Penned in 2018 by Alex Gladstein, the chief strategy officer at the Human Rights Foundation, the article analyzes how hyperinflation and authoritarian governments push radical alternatives to the foreground.
“Venezuela isn’t the only place where people can use Bitcoin as an escape valve. In Zimbabwe, Robert Mugabe printed endless amounts of cash and inflated the savings of his citizens into nothing, but his successors can’t print more bitcoin.
In China, Xi Jinping can track all of your transactions on Alipay and WePay, but he cannot orchestrate mass surveillance on all Bitcoin payments. In Russia, Vladimir Putin can target an NGO and freeze its bank account, but he can’t freeze its Bitcoin wallet.”
Today Gladstein argues that Bitcoin will always exist as a means to exchange value. Acting as a global safety net, it may one day catch another group of people on the run: comfortable people, people who currently live in relatively stable countries, the very people who see no real need for Bitcoin or any decentralized currency that stretches beyond their government’s grasp.
That’s because China is creating the playbook on restriction and the modern, digital tools needed to control people around the world.
For countries like China, Bitcoin remains the ultimate wrench in the wheel. Says Gladstein,
“Bitcoin is a huge problem for them because it ruins their plans. It is a digital currency that they cannot control that is beyond their micro surveillance and is likely to get more difficult to control. So I guess the solace or the little silver lining for civil rights activists or anyone who is trying to push back against injustice, will be that Bitcoin will always exist and will always be an option. And even with peer-to-peer trading, you’ll always be able to access it.
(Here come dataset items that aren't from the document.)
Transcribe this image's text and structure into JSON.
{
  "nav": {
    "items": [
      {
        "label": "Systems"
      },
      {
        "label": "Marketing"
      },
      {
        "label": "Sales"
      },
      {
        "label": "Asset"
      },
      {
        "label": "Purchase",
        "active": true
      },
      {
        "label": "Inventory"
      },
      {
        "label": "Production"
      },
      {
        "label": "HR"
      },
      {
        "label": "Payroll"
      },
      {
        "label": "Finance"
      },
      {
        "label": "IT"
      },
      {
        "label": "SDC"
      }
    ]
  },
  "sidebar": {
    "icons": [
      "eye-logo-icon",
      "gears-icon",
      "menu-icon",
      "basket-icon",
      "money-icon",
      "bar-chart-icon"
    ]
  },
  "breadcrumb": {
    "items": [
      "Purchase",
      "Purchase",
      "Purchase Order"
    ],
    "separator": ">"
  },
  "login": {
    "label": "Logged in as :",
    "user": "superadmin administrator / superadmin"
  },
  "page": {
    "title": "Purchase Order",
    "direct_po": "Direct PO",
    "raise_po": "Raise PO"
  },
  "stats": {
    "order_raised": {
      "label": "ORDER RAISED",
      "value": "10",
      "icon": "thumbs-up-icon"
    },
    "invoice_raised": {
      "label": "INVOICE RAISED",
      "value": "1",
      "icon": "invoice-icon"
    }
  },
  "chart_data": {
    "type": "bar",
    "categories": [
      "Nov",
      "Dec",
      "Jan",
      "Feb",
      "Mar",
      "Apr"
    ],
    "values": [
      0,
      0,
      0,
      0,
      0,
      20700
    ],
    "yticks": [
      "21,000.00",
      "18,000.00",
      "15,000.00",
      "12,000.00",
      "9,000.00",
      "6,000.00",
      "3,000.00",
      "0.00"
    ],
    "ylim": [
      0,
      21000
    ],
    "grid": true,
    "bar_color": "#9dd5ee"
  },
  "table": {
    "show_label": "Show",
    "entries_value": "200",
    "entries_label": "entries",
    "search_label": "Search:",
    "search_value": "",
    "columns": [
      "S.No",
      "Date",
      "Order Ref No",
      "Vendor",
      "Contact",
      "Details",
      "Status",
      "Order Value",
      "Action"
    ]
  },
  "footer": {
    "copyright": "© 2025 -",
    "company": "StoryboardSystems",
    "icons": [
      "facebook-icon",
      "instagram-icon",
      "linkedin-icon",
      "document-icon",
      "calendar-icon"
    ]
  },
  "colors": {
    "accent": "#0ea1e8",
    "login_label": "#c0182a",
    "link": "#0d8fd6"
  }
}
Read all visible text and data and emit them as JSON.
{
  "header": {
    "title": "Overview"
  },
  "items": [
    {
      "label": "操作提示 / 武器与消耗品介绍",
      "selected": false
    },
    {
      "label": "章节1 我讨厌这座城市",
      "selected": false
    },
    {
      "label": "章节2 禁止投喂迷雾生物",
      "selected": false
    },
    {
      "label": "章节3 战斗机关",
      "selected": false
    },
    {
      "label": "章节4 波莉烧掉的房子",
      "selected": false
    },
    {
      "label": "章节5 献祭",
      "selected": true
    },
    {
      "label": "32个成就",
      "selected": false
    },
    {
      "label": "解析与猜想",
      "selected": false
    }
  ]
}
So even in the most Orwellian circumstance, you could still meet up with someone in China and invite them over to my place and they could help me with ‘homework’ or something, and I could then pay them with this digital currency. And I could just write, ‘Oh, it was for homework.’ But on the side, they’re sending me Bitcoin and the Chinese government doesn’t know about it. So I think there will always be a way for us to have this sort of parallel economy.”
Gladstein brought his message to this year’s SlushHQ summit in Helsinki, Finland, where 25,000 people gathered from around the world, including 3,500 startups and 2,000 investors, to discuss how to build successful companies by harnessing new technologies for future economies.
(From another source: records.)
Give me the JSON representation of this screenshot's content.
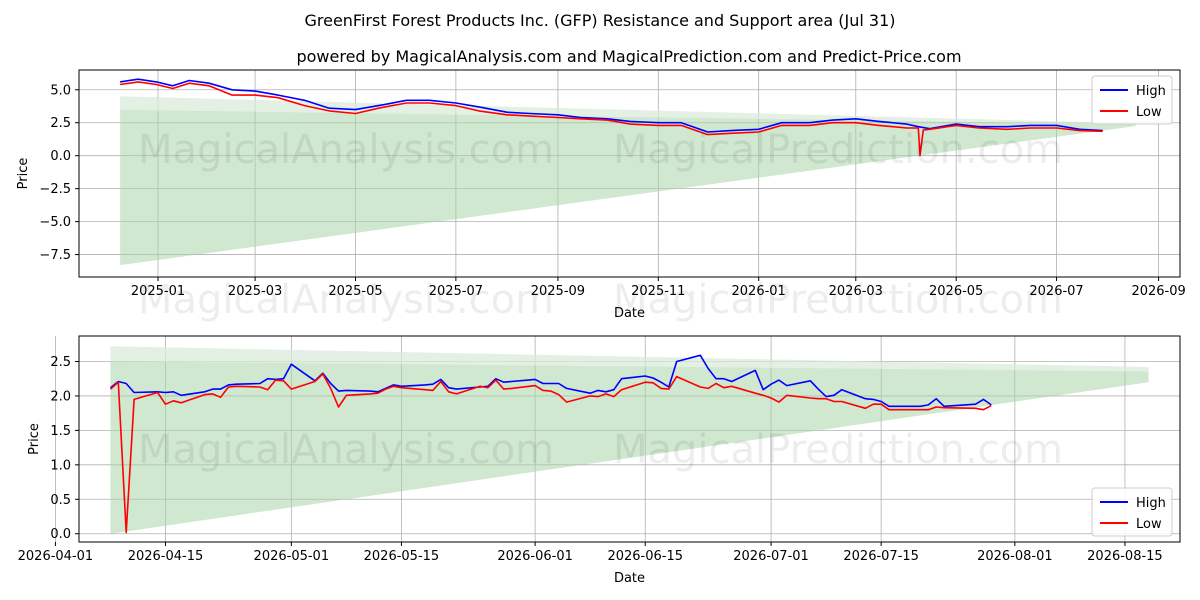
{
  "title": "GreenFirst Forest Products Inc. (GFP) Resistance and Support area (Jul 31)",
  "subtitle": "powered by MagicalAnalysis.com and MagicalPrediction.com and Predict-Price.com",
  "watermark_left": "MagicalAnalysis.com",
  "watermark_right": "MagicalPrediction.com",
  "colors": {
    "high": "#0000ff",
    "low": "#ff0000",
    "band": "#a9d4a9"
  },
  "chart_data": [
    {
      "type": "line",
      "xlabel": "Date",
      "ylabel": "Price",
      "x_ticks": [
        "2025-01",
        "2025-03",
        "2025-05",
        "2025-07",
        "2025-09",
        "2025-11",
        "2026-01",
        "2026-03",
        "2026-05",
        "2026-07",
        "2026-09"
      ],
      "y_ticks": [
        "−7.5",
        "−5.0",
        "−2.5",
        "0.0",
        "2.5",
        "5.0"
      ],
      "legend": {
        "position": "top-right",
        "entries": [
          "High",
          "Low"
        ]
      },
      "grid": true,
      "xlim": [
        "2024-11-14",
        "2026-09-14"
      ],
      "ylim": [
        -9.2,
        6.5
      ],
      "band": {
        "x": [
          "2024-12-09",
          "2026-08-18"
        ],
        "upper_start": 4.5,
        "lower_start": -8.3,
        "upper_end": 2.45,
        "lower_end": 2.25
      },
      "series": [
        {
          "name": "High",
          "x": [
            "2024-12-09",
            "2024-12-20",
            "2024-12-31",
            "2025-01-10",
            "2025-01-20",
            "2025-02-01",
            "2025-02-15",
            "2025-03-01",
            "2025-03-15",
            "2025-03-31",
            "2025-04-15",
            "2025-05-01",
            "2025-05-15",
            "2025-06-01",
            "2025-06-15",
            "2025-07-01",
            "2025-07-15",
            "2025-08-01",
            "2025-08-15",
            "2025-09-01",
            "2025-09-15",
            "2025-10-01",
            "2025-10-15",
            "2025-11-01",
            "2025-11-15",
            "2025-12-01",
            "2025-12-15",
            "2026-01-01",
            "2026-01-15",
            "2026-02-01",
            "2026-02-15",
            "2026-03-01",
            "2026-03-15",
            "2026-04-01",
            "2026-04-08",
            "2026-04-15",
            "2026-05-01",
            "2026-05-15",
            "2026-06-01",
            "2026-06-15",
            "2026-07-01",
            "2026-07-15",
            "2026-07-29"
          ],
          "values": [
            5.6,
            5.8,
            5.6,
            5.3,
            5.7,
            5.5,
            5.0,
            4.9,
            4.6,
            4.2,
            3.6,
            3.5,
            3.8,
            4.2,
            4.2,
            4.0,
            3.7,
            3.3,
            3.2,
            3.1,
            2.9,
            2.8,
            2.6,
            2.5,
            2.5,
            1.8,
            1.9,
            2.0,
            2.5,
            2.5,
            2.7,
            2.8,
            2.6,
            2.4,
            2.2,
            2.05,
            2.4,
            2.2,
            2.2,
            2.3,
            2.3,
            2.0,
            1.9
          ]
        },
        {
          "name": "Low",
          "x": [
            "2024-12-09",
            "2024-12-20",
            "2024-12-31",
            "2025-01-10",
            "2025-01-20",
            "2025-02-01",
            "2025-02-15",
            "2025-03-01",
            "2025-03-15",
            "2025-03-31",
            "2025-04-15",
            "2025-05-01",
            "2025-05-15",
            "2025-06-01",
            "2025-06-15",
            "2025-07-01",
            "2025-07-15",
            "2025-08-01",
            "2025-08-15",
            "2025-09-01",
            "2025-09-15",
            "2025-10-01",
            "2025-10-15",
            "2025-11-01",
            "2025-11-15",
            "2025-12-01",
            "2025-12-15",
            "2026-01-01",
            "2026-01-15",
            "2026-02-01",
            "2026-02-15",
            "2026-03-01",
            "2026-03-15",
            "2026-04-01",
            "2026-04-08",
            "2026-04-09",
            "2026-04-11",
            "2026-04-15",
            "2026-05-01",
            "2026-05-15",
            "2026-06-01",
            "2026-06-15",
            "2026-07-01",
            "2026-07-15",
            "2026-07-29"
          ],
          "values": [
            5.4,
            5.6,
            5.4,
            5.1,
            5.5,
            5.3,
            4.6,
            4.6,
            4.4,
            3.8,
            3.4,
            3.2,
            3.6,
            4.0,
            4.0,
            3.8,
            3.4,
            3.1,
            3.0,
            2.9,
            2.8,
            2.7,
            2.4,
            2.3,
            2.3,
            1.6,
            1.7,
            1.8,
            2.3,
            2.3,
            2.5,
            2.5,
            2.3,
            2.1,
            2.1,
            0.02,
            1.95,
            2.0,
            2.3,
            2.1,
            2.0,
            2.1,
            2.1,
            1.9,
            1.85
          ]
        }
      ]
    },
    {
      "type": "line",
      "xlabel": "Date",
      "ylabel": "Price",
      "x_ticks": [
        "2026-04-01",
        "2026-04-15",
        "2026-05-01",
        "2026-05-15",
        "2026-06-01",
        "2026-06-15",
        "2026-07-01",
        "2026-07-15",
        "2026-08-01",
        "2026-08-15"
      ],
      "y_ticks": [
        "0.0",
        "0.5",
        "1.0",
        "1.5",
        "2.0",
        "2.5"
      ],
      "legend": {
        "position": "bottom-right",
        "entries": [
          "High",
          "Low"
        ]
      },
      "grid": true,
      "xlim": [
        "2026-04-04",
        "2026-08-22"
      ],
      "ylim": [
        -0.12,
        2.87
      ],
      "band": {
        "x": [
          "2026-04-08",
          "2026-08-18"
        ],
        "upper_start": 2.72,
        "lower_start": 0.0,
        "upper_end": 2.42,
        "lower_end": 2.2
      },
      "series": [
        {
          "name": "High",
          "x": [
            "2026-04-08",
            "2026-04-09",
            "2026-04-10",
            "2026-04-11",
            "2026-04-14",
            "2026-04-15",
            "2026-04-16",
            "2026-04-17",
            "2026-04-20",
            "2026-04-21",
            "2026-04-22",
            "2026-04-23",
            "2026-04-24",
            "2026-04-27",
            "2026-04-28",
            "2026-04-29",
            "2026-04-30",
            "2026-05-01",
            "2026-05-04",
            "2026-05-05",
            "2026-05-06",
            "2026-05-07",
            "2026-05-08",
            "2026-05-11",
            "2026-05-12",
            "2026-05-13",
            "2026-05-14",
            "2026-05-15",
            "2026-05-18",
            "2026-05-19",
            "2026-05-20",
            "2026-05-21",
            "2026-05-22",
            "2026-05-25",
            "2026-05-26",
            "2026-05-27",
            "2026-05-28",
            "2026-05-29",
            "2026-06-01",
            "2026-06-02",
            "2026-06-03",
            "2026-06-04",
            "2026-06-05",
            "2026-06-08",
            "2026-06-09",
            "2026-06-10",
            "2026-06-11",
            "2026-06-12",
            "2026-06-15",
            "2026-06-16",
            "2026-06-17",
            "2026-06-18",
            "2026-06-19",
            "2026-06-22",
            "2026-06-23",
            "2026-06-24",
            "2026-06-25",
            "2026-06-26",
            "2026-06-29",
            "2026-06-30",
            "2026-07-01",
            "2026-07-02",
            "2026-07-03",
            "2026-07-06",
            "2026-07-07",
            "2026-07-08",
            "2026-07-09",
            "2026-07-10",
            "2026-07-13",
            "2026-07-14",
            "2026-07-15",
            "2026-07-16",
            "2026-07-20",
            "2026-07-21",
            "2026-07-22",
            "2026-07-23",
            "2026-07-27",
            "2026-07-28",
            "2026-07-29"
          ],
          "values": [
            2.12,
            2.21,
            2.18,
            2.05,
            2.06,
            2.05,
            2.06,
            2.01,
            2.06,
            2.1,
            2.1,
            2.16,
            2.17,
            2.18,
            2.25,
            2.24,
            2.25,
            2.46,
            2.22,
            2.33,
            2.18,
            2.07,
            2.08,
            2.07,
            2.06,
            2.11,
            2.16,
            2.14,
            2.16,
            2.17,
            2.24,
            2.12,
            2.1,
            2.13,
            2.14,
            2.25,
            2.2,
            2.21,
            2.24,
            2.18,
            2.18,
            2.18,
            2.11,
            2.04,
            2.08,
            2.06,
            2.09,
            2.25,
            2.29,
            2.26,
            2.2,
            2.13,
            2.5,
            2.59,
            2.4,
            2.25,
            2.25,
            2.21,
            2.37,
            2.09,
            2.17,
            2.23,
            2.15,
            2.22,
            2.1,
            1.99,
            2.01,
            2.09,
            1.96,
            1.95,
            1.92,
            1.85,
            1.85,
            1.87,
            1.96,
            1.85,
            1.88,
            1.95,
            1.87
          ]
        },
        {
          "name": "Low",
          "x": [
            "2026-04-08",
            "2026-04-09",
            "2026-04-10",
            "2026-04-11",
            "2026-04-14",
            "2026-04-15",
            "2026-04-16",
            "2026-04-17",
            "2026-04-20",
            "2026-04-21",
            "2026-04-22",
            "2026-04-23",
            "2026-04-24",
            "2026-04-27",
            "2026-04-28",
            "2026-04-29",
            "2026-04-30",
            "2026-05-01",
            "2026-05-04",
            "2026-05-05",
            "2026-05-06",
            "2026-05-07",
            "2026-05-08",
            "2026-05-11",
            "2026-05-12",
            "2026-05-13",
            "2026-05-14",
            "2026-05-15",
            "2026-05-18",
            "2026-05-19",
            "2026-05-20",
            "2026-05-21",
            "2026-05-22",
            "2026-05-25",
            "2026-05-26",
            "2026-05-27",
            "2026-05-28",
            "2026-05-29",
            "2026-06-01",
            "2026-06-02",
            "2026-06-03",
            "2026-06-04",
            "2026-06-05",
            "2026-06-08",
            "2026-06-09",
            "2026-06-10",
            "2026-06-11",
            "2026-06-12",
            "2026-06-15",
            "2026-06-16",
            "2026-06-17",
            "2026-06-18",
            "2026-06-19",
            "2026-06-22",
            "2026-06-23",
            "2026-06-24",
            "2026-06-25",
            "2026-06-26",
            "2026-06-29",
            "2026-06-30",
            "2026-07-01",
            "2026-07-02",
            "2026-07-03",
            "2026-07-06",
            "2026-07-07",
            "2026-07-08",
            "2026-07-09",
            "2026-07-10",
            "2026-07-13",
            "2026-07-14",
            "2026-07-15",
            "2026-07-16",
            "2026-07-20",
            "2026-07-21",
            "2026-07-22",
            "2026-07-23",
            "2026-07-27",
            "2026-07-28",
            "2026-07-29"
          ],
          "values": [
            2.1,
            2.2,
            0.02,
            1.95,
            2.05,
            1.88,
            1.93,
            1.9,
            2.02,
            2.03,
            1.98,
            2.13,
            2.14,
            2.13,
            2.09,
            2.23,
            2.22,
            2.1,
            2.21,
            2.32,
            2.11,
            1.84,
            2.01,
            2.03,
            2.04,
            2.1,
            2.14,
            2.12,
            2.09,
            2.08,
            2.21,
            2.06,
            2.03,
            2.14,
            2.12,
            2.23,
            2.1,
            2.11,
            2.15,
            2.08,
            2.07,
            2.02,
            1.91,
            2.0,
            1.99,
            2.03,
            1.99,
            2.09,
            2.2,
            2.19,
            2.11,
            2.1,
            2.28,
            2.13,
            2.11,
            2.18,
            2.12,
            2.14,
            2.04,
            2.01,
            1.97,
            1.91,
            2.01,
            1.97,
            1.96,
            1.96,
            1.92,
            1.92,
            1.82,
            1.88,
            1.88,
            1.8,
            1.8,
            1.8,
            1.84,
            1.83,
            1.82,
            1.8,
            1.86
          ]
        }
      ]
    }
  ]
}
He references a fictional future that has already arrived for hundreds of millions of people. It’s the future described by George Orwell in his novel Nineteen Eighty-Four, published in 1984, 35 years ago, where people only possess the thoughts in their minds, as everything else has been confiscated.
Gladstein explores the intentions behind China’s social credit system, which culls financial data from social media platforms and other public portals in order to draft a detailed profile of an individual to then dictate one’s financial options and freedoms, determining “what kind of loans you can get; what kind of internet you can get; what kind of schools your children can go to.”
“Don’t think this couldn’t happen in your country. It will be spreading around the world.”